Cela fait très longtemps que Tripoli lutte contre l’injustice (Guienne, 2001). Certains groupes sunnites de la ville ont changé d’idéologie et de slogans, mais jamais de cause ou de lutte. Dans leur aspiration à la justice (Rawls, 1987), conformément à l’idéologie islamiste, les groupes sunnites revendiquent un État « juste » au sens de Ricœur (1995). Les sunnites inclusifs accusent pour leur part les islamistes « en colère » d’être responsables des divisions et de l’avènement d’un extrémisme violent. Ils sont principalement hostiles à des pratiques qui, selon eux, n’ont rien à voir avec la gouvernance islamique.
Ces sunnites inclusifs sont convaincus que Tripoli n’est pas une terre fertile pour l’édification d’un État islamique sur le modèle de Daech. Tripoli est essentiellement une ville caractérisée par sa mixité sociale et religieuse, avec un riche patrimoine social et historique, ainsi que l’atteste Mahmoud Mikati, membre du conseil municipal et habitant de la vieille ville.
Même les jihadistes salafistes, qui sont en faveur d’un État islamique imposé de force, trouvent que Daech, dans sa forme actuelle, ne peut s’étendre jusqu’au Liban, parce qu’il n’a pas l’image d’un groupe résistant qui lutte en faveur de la liberté et contre l’oppression. De plus, de nombreux points d’interrogation entourent cette organisation, ainsi que l’a déclaré le cheikh jihadiste salafiste Salem el-Rafeï, dans une interview qui date du 10 novembre 2014.
Quoi qu’il en soit, à travers les revendications en faveur d’un État islamique, les deux groupes aspirent à une gouvernance juste et égalitaire, en conformité avec la loi coranique, respectant le concept d’égalité tel que présenté dans le Coran. Par conséquent, les principes de justice et d’égalité font partie intégrante du cadre politique et social d’un État islamique – et non de Daech – pour le premier groupe. Les deux groupes, cependant, recherchent à leur manière à réaliser des promesses similaires.
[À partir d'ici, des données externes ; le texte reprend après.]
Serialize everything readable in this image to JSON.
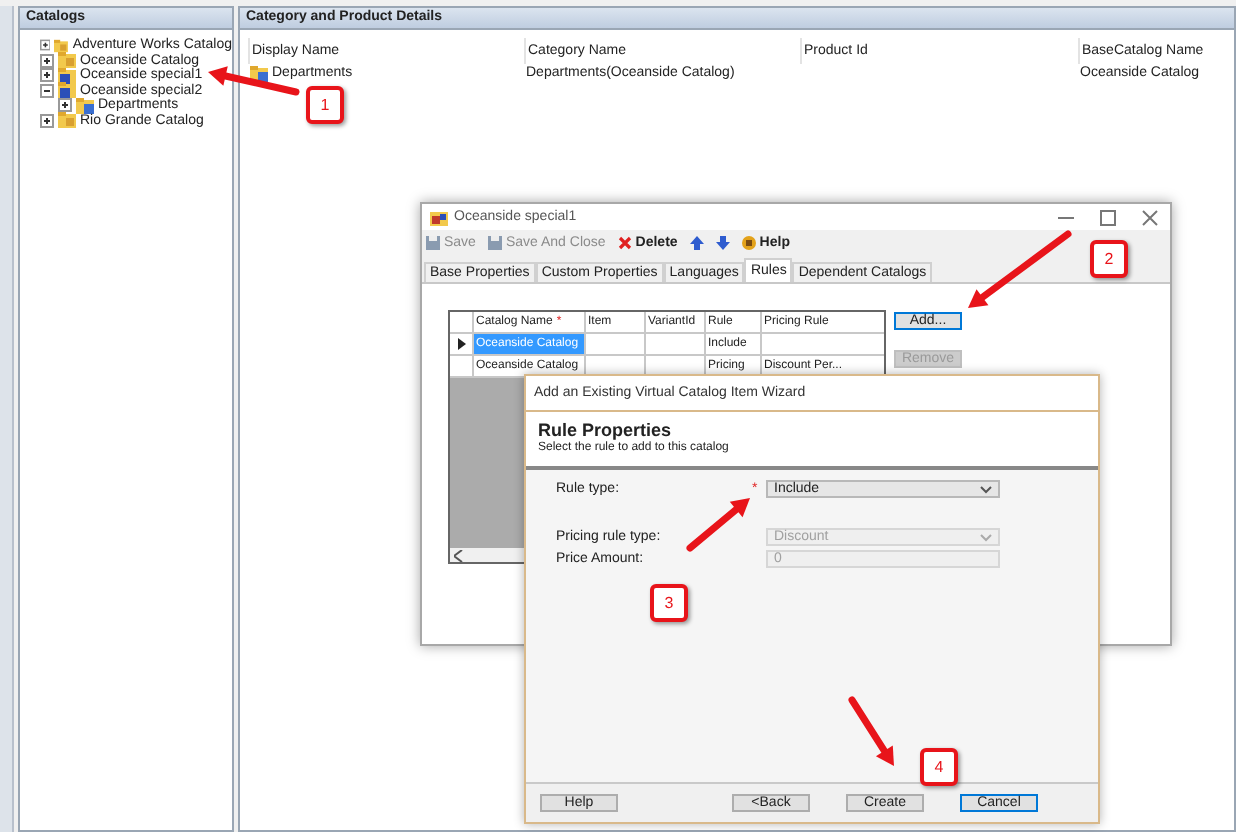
{
  "catalogs": {
    "title": "Catalogs",
    "items": [
      {
        "label": "Adventure Works Catalog",
        "kind": "catalog",
        "expanded": false
      },
      {
        "label": "Oceanside Catalog",
        "kind": "catalog",
        "expanded": false
      },
      {
        "label": "Oceanside special1",
        "kind": "virtual",
        "expanded": false
      },
      {
        "label": "Oceanside special2",
        "kind": "virtual",
        "expanded": true,
        "children": [
          {
            "label": "Departments",
            "kind": "category",
            "expanded": false
          }
        ]
      },
      {
        "label": "Rio Grande Catalog",
        "kind": "catalog",
        "expanded": false
      }
    ]
  },
  "details": {
    "title": "Category and Product Details",
    "columns": [
      "Display Name",
      "Category Name",
      "Product Id",
      "BaseCatalog Name"
    ],
    "rows": [
      {
        "cells": [
          "Departments",
          "Departments(Oceanside Catalog)",
          "",
          "Oceanside Catalog"
        ]
      }
    ]
  },
  "dialog": {
    "title": "Oceanside special1",
    "toolbar": [
      {
        "label": "Save",
        "kind": "save",
        "disabled": true
      },
      {
        "label": "Save And Close",
        "kind": "save",
        "disabled": true
      },
      {
        "label": "Delete",
        "kind": "delete",
        "disabled": false
      },
      {
        "kind": "up",
        "disabled": false
      },
      {
        "kind": "down",
        "disabled": false
      },
      {
        "label": "Help",
        "kind": "help",
        "disabled": false
      }
    ],
    "tabs": [
      {
        "label": "Base Properties",
        "selected": false
      },
      {
        "label": "Custom Properties",
        "selected": false
      },
      {
        "label": "Languages",
        "selected": false
      },
      {
        "label": "Rules",
        "selected": true
      },
      {
        "label": "Dependent Catalogs",
        "selected": false
      }
    ],
    "grid": {
      "columns": [
        {
          "label": "Catalog Name",
          "marker": "*"
        },
        {
          "label": "Item"
        },
        {
          "label": "VariantId"
        },
        {
          "label": "Rule"
        },
        {
          "label": "Pricing Rule"
        }
      ],
      "rows": [
        {
          "current": true,
          "selected": true,
          "cells": [
            "Oceanside Catalog",
            "",
            "",
            "Include",
            ""
          ]
        },
        {
          "current": false,
          "selected": false,
          "cells": [
            "Oceanside Catalog",
            "",
            "",
            "Pricing",
            "Discount Per..."
          ]
        }
      ]
    },
    "buttons": [
      {
        "label": "Add...",
        "focused": true,
        "disabled": false
      },
      {
        "label": "Remove",
        "focused": false,
        "disabled": true
      }
    ]
  },
  "wizard": {
    "title": "Add an Existing Virtual Catalog Item Wizard",
    "heading": "Rule Properties",
    "subtitle": "Select the rule to add to this catalog",
    "fields": [
      {
        "label": "Rule type:",
        "kind": "select",
        "marker": "*",
        "value": "Include",
        "disabled": false
      },
      {
        "label": "Pricing rule type:",
        "kind": "select",
        "value": "Discount",
        "disabled": true
      },
      {
        "label": "Price Amount:",
        "kind": "text",
        "value": "0",
        "disabled": true
      }
    ],
    "buttons": [
      {
        "label": "Help",
        "default": false
      },
      {
        "label": "<Back",
        "default": false
      },
      {
        "label": "Create",
        "default": false
      },
      {
        "label": "Cancel",
        "default": true
      }
    ]
  },
  "annotations": [
    {
      "number": "1"
    },
    {
      "number": "2"
    },
    {
      "number": "3"
    },
    {
      "number": "4"
    }
  ]
}
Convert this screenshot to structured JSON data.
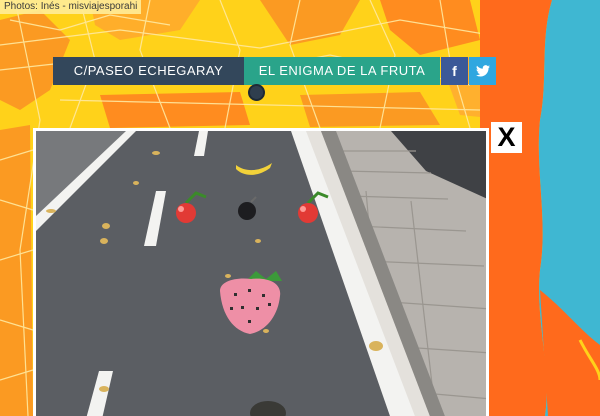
{
  "photo_credit": "Photos: Inés - misviajesporahi",
  "header": {
    "street_label": "C/PASEO ECHEGARAY",
    "title": "EL ENIGMA DE LA FRUTA",
    "facebook_glyph": "f"
  },
  "close_label": "X",
  "colors": {
    "map_yellow": "#ffd21a",
    "map_orange": "#fb9a22",
    "sea_orange": "#ff6a1c",
    "sea_blue": "#3fb7d2",
    "street_bg": "#33475b",
    "title_bg": "#2aa48a",
    "facebook": "#3b5998",
    "twitter": "#2fa7e0"
  },
  "icons": [
    "facebook-icon",
    "twitter-icon",
    "map-pin-icon",
    "close-icon"
  ]
}
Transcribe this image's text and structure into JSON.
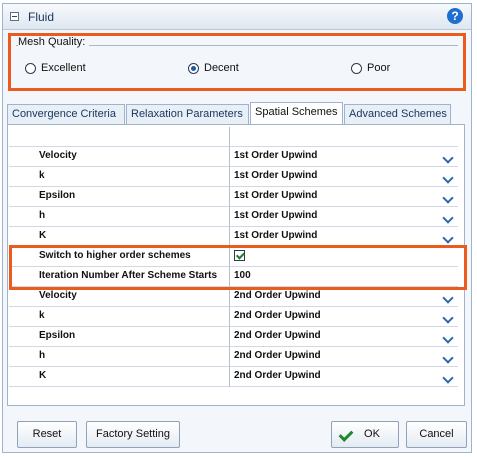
{
  "window": {
    "title": "Fluid"
  },
  "mesh_quality": {
    "label": "Mesh Quality:",
    "options": [
      {
        "label": "Excellent",
        "selected": false
      },
      {
        "label": "Decent",
        "selected": true
      },
      {
        "label": "Poor",
        "selected": false
      }
    ]
  },
  "tabs": [
    {
      "label": "Convergence Criteria",
      "active": false
    },
    {
      "label": "Relaxation Parameters",
      "active": false
    },
    {
      "label": "Spatial Schemes",
      "active": true
    },
    {
      "label": "Advanced Schemes",
      "active": false
    }
  ],
  "rows": [
    {
      "name": "",
      "value": "",
      "control": "none"
    },
    {
      "name": "Velocity",
      "value": "1st Order Upwind",
      "control": "dropdown"
    },
    {
      "name": "k",
      "value": "1st Order Upwind",
      "control": "dropdown"
    },
    {
      "name": "Epsilon",
      "value": "1st Order Upwind",
      "control": "dropdown"
    },
    {
      "name": "h",
      "value": "1st Order Upwind",
      "control": "dropdown"
    },
    {
      "name": "K",
      "value": "1st Order Upwind",
      "control": "dropdown"
    },
    {
      "name": "Switch to higher order schemes",
      "value": "",
      "control": "checkbox",
      "checked": true
    },
    {
      "name": "Iteration Number After Scheme Starts",
      "value": "100",
      "control": "text"
    },
    {
      "name": "Velocity",
      "value": "2nd Order Upwind",
      "control": "dropdown"
    },
    {
      "name": "k",
      "value": "2nd Order Upwind",
      "control": "dropdown"
    },
    {
      "name": "Epsilon",
      "value": "2nd Order Upwind",
      "control": "dropdown"
    },
    {
      "name": "h",
      "value": "2nd Order Upwind",
      "control": "dropdown"
    },
    {
      "name": "K",
      "value": "2nd Order Upwind",
      "control": "dropdown"
    }
  ],
  "buttons": {
    "reset": "Reset",
    "factory": "Factory Setting",
    "ok": "OK",
    "cancel": "Cancel"
  },
  "colors": {
    "highlight": "#ec5b1e",
    "accent": "#1f6fd1"
  }
}
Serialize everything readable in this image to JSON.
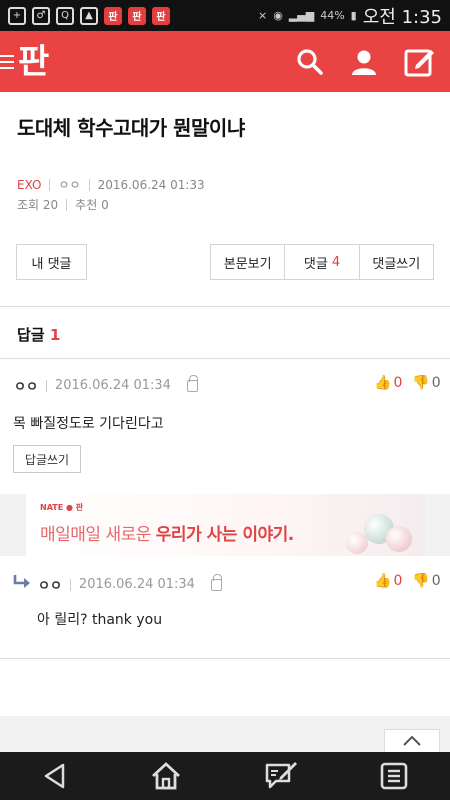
{
  "status_bar": {
    "battery": "44%",
    "clock": "오전 1:35",
    "app_badges": [
      "판",
      "판",
      "판"
    ]
  },
  "app": {
    "logo": "판"
  },
  "post": {
    "title": "도대체 학수고대가 뭔말이냐",
    "category": "EXO",
    "author": "ㅇㅇ",
    "date": "2016.06.24 01:33",
    "views_label": "조회 20",
    "recommend_label": "추천 0"
  },
  "buttons": {
    "my_comments": "내 댓글",
    "view_body": "본문보기",
    "comments_label": "댓글",
    "comments_count": "4",
    "write_comment": "댓글쓰기"
  },
  "replies_section": {
    "label": "답글",
    "count": "1"
  },
  "comments": [
    {
      "author": "ㅇㅇ",
      "date": "2016.06.24 01:34",
      "body": "목 빠질정도로 기다린다고",
      "likes": "0",
      "dislikes": "0",
      "reply_button": "답글쓰기"
    },
    {
      "author": "ㅇㅇ",
      "date": "2016.06.24 01:34",
      "body": "아 릴리? thank you",
      "likes": "0",
      "dislikes": "0"
    }
  ],
  "ad": {
    "brand": "NATE ● 판",
    "text_plain": "매일매일 새로운 ",
    "text_bold": "우리가 사는 이야기."
  },
  "colors": {
    "brand_red": "#e94343",
    "accent_red": "#e14343"
  }
}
1- Barel, Y. (1982), La marginalité sociale. Paris, PUF
2- Guienne, V. (2001), Du sentiment d’injustice à la justice sociale. Cahiers internationaux de sociologie, 1(110), 131-142
3- Harmandayan, D., 2002, Al-Mukhattat al-Tawjîhi al'Am wa al-Tafsîli li Manâtiq Trablous, al-Mina, Beddawi wa Ras Masqa al-'Iqâriyya, DGU, Ministère des Travaux Publics.
4- Le Thomas, C., & Dewailly, B., 2009, Pauvreté et conditions socio-économiques à al-Fayha'a: diagnostics et éléments de stratégie. Agence française de développement, Paris.
5- Nehmeh, A. (2013), Qiyas al-Herman al-Hadari li estekhdam al-Baladiyat wal masaleh Al-Hadariya. Estratijiyet al-Tanmiya al-Hadariyeh li Moalajet al-Faket fi al-mentaka al-Arabiya. Doha, ESCWA.
6- Rawls, J. (1987), Théorie de la justice. Paris, Le Seuil
7- Ricœur, P. (1995), Le juste. Paris, Esprit.